女神の神託
「なんだ、ここ!?」
俺はパニクって声を張り上げた。彼女は、そんな俺とは対照的に、あくまで冷静に答える。
「パンドラの記憶を元に、構築した世界。夢に近い、まがい物」
「は?」
「お前と会うために創ったまやかしの世界。気に入ったか?」
「はあ!?」
彼女はうすら笑みをうかべ、俺をじっと見つめている。意味がさっぱり分からない。状況が把握できない。分かることといえば……目の前の女は、彼女ではない、ということ。見た目は彼女そのものだが……別人だ。
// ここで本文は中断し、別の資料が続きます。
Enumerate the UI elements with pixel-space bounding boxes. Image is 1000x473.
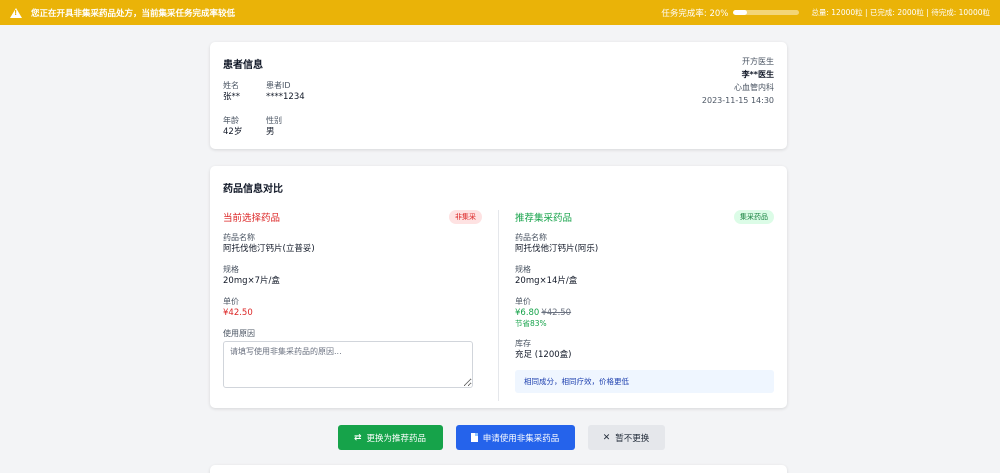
recommended-drug-spec: 20mg×14片/盒 (515, 276, 578, 286)
doctor-label: 开方医生 (742, 57, 774, 66)
current-drug-title: 当前选择药品 (223, 213, 281, 224)
recommendation-note: 相同成分，相同疗效，价格更低 (515, 370, 774, 393)
warning-banner: 您正在开具非集采药品处方，当前集采任务完成率较低 任务完成率: 20% 总量: … (0, 0, 1000, 25)
patient-name: 姓名 张** (223, 81, 241, 102)
drug-compare-title: 药品信息对比 (223, 184, 283, 195)
current-drug-price: ¥42.50 (223, 308, 253, 318)
current-drug-panel: 当前选择药品 非集采 药品名称 阿托伐他汀钙片(立普妥) 规格 20mg×7片/… (223, 210, 499, 401)
recommended-drug-title: 推荐集采药品 (515, 213, 573, 224)
stock-status: 充足 (1200盒) (515, 350, 572, 360)
patient-info-title: 患者信息 (223, 60, 263, 71)
current-drug-spec: 20mg×7片/盒 (223, 276, 280, 286)
replace-drug-button[interactable]: ⇄ 更换为推荐药品 (337, 425, 443, 450)
recommended-drug-panel: 推荐集采药品 集采药品 药品名称 阿托伐他汀钙片(阿乐) 规格 20mg×14片… (499, 210, 774, 401)
file-icon (470, 433, 478, 442)
prescription-datetime: 2023-11-15 14:30 (701, 96, 774, 105)
progress-bar (733, 10, 800, 15)
progress-label: 任务完成率: 20% (661, 8, 729, 19)
original-price: ¥42.50 (541, 308, 572, 318)
swap-icon: ⇄ (353, 432, 362, 443)
progress-fill (733, 10, 747, 15)
patient-info-card: 患者信息 姓名 张** 患者ID ****1234 年龄 42岁 性别 男 开方… (210, 42, 787, 149)
procurement-badge: 集采药品 (734, 210, 774, 224)
action-bar: ⇄ 更换为推荐药品 申请使用非集采药品 ✕ 暂不更换 (0, 425, 1000, 450)
banner-message: 您正在开具非集采药品处方，当前集采任务完成率较低 (31, 8, 236, 19)
apply-non-procurement-button[interactable]: 申请使用非集采药品 (455, 425, 575, 450)
close-icon: ✕ (602, 432, 611, 443)
next-card (210, 465, 787, 473)
patient-age: 年龄 42岁 (223, 116, 243, 137)
recommended-drug-name: 阿托伐他汀钙片(阿乐) (515, 244, 599, 254)
doctor-name: 李**医生 (741, 70, 774, 79)
patient-id: 患者ID ****1234 (266, 81, 305, 102)
drug-compare-card: 药品信息对比 当前选择药品 非集采 药品名称 阿托伐他汀钙片(立普妥) 规格 2… (210, 166, 787, 408)
saving-rate: 节省83% (515, 319, 547, 328)
patient-gender: 性别 男 (266, 116, 282, 137)
prescribing-doctor: 开方医生 李**医生 心血管内科 2023-11-15 14:30 (702, 55, 774, 107)
reason-input[interactable] (223, 341, 473, 388)
doctor-department: 心血管内科 (734, 83, 774, 92)
warning-icon (10, 7, 22, 18)
recommended-drug-price: ¥6.80 ¥42.50 (515, 308, 572, 318)
non-procurement-badge: 非集采 (449, 210, 482, 224)
skip-replace-button[interactable]: ✕ 暂不更换 (587, 425, 665, 450)
task-stats: 总量: 12000粒 | 已完成: 2000粒 | 待完成: 10000粒 (811, 8, 990, 17)
current-drug-name: 阿托伐他汀钙片(立普妥) (223, 244, 315, 254)
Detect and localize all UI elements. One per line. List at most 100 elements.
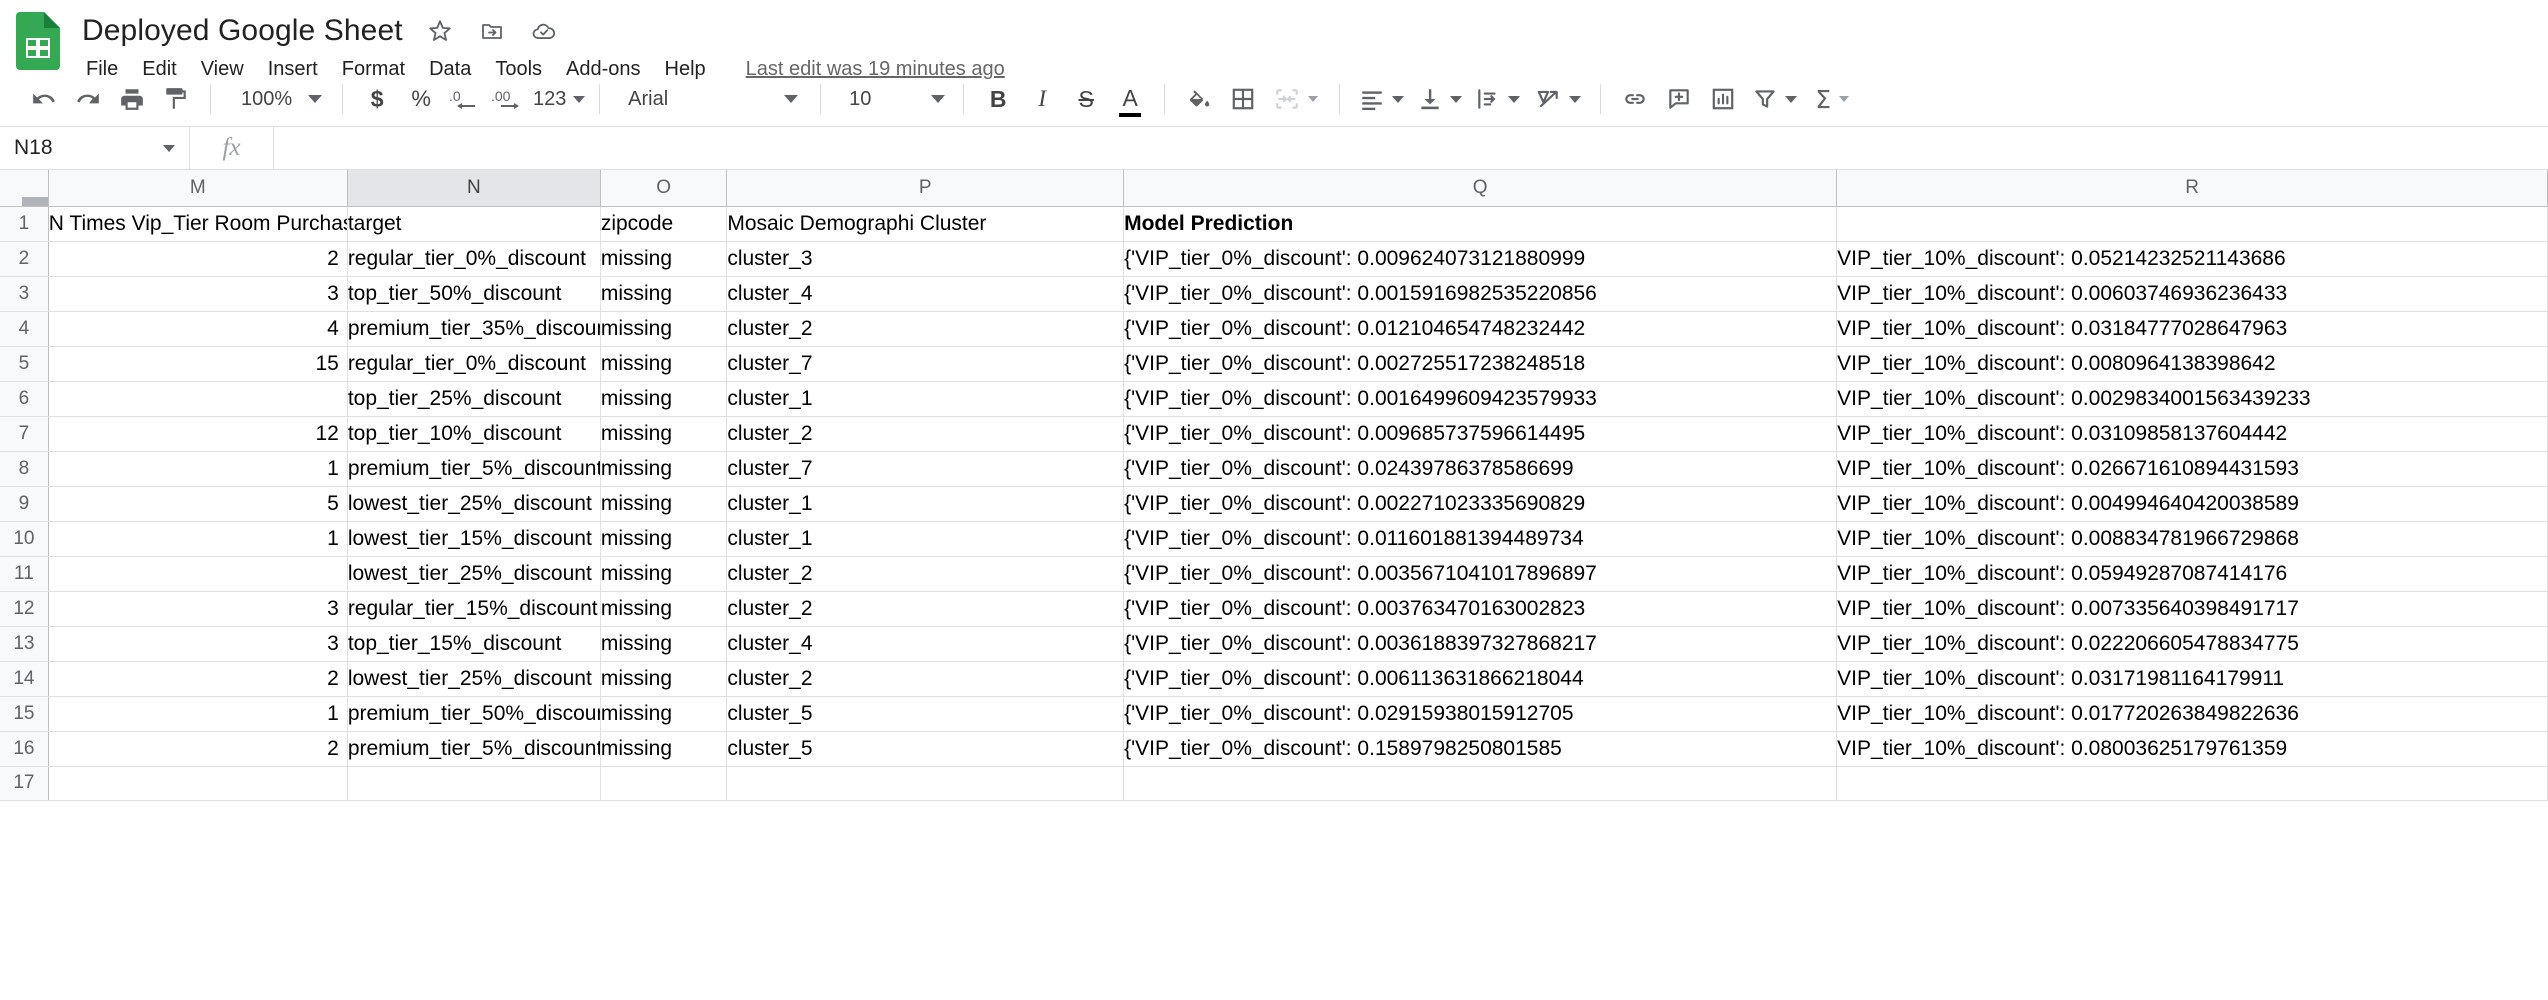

理解はできないが、もう受け入れるしかない。
「お前は、何だ!?」
なぜか、誰だ、という言葉はでてこなかった。自然と……何だ、と尋ねていた。
彼女の姿をした女は、相変わらず微笑を浮かべたまま、くるりとこちらに体を向ける。
「名は、ティアマト」と、女は静かに言う。
「ティア、マト……」
「聖域に住まう神々の母にして、地球に残りし唯一の女神」
「……」
は!?
「わたしは、地球の天であり、地である」
いや、待て。俺はまだ、頭の整理がついてない。
「か、神?」
頭が混乱する。待ってくれよ。どうなってるんだ? 目の前に……神がいる? どんな状況だよ、それは。まあ、リストやケットと毎日顔をあわせてる俺だ。いまさら神が現れても、気が狂ったりはしない。だが……と、ティアマトと名乗る女を見つめる。
「なんで、その姿……あいつにそっくりだ」
「これは、本来の姿ではない。パンドラの姿を借りたまで。お前にこれを書いてもらうためにな。うまくいっただろう?」
ティアマトは、ちらりと背後に目をやった。そこには、さっき俺が書いたこっぱずかしい詩がある。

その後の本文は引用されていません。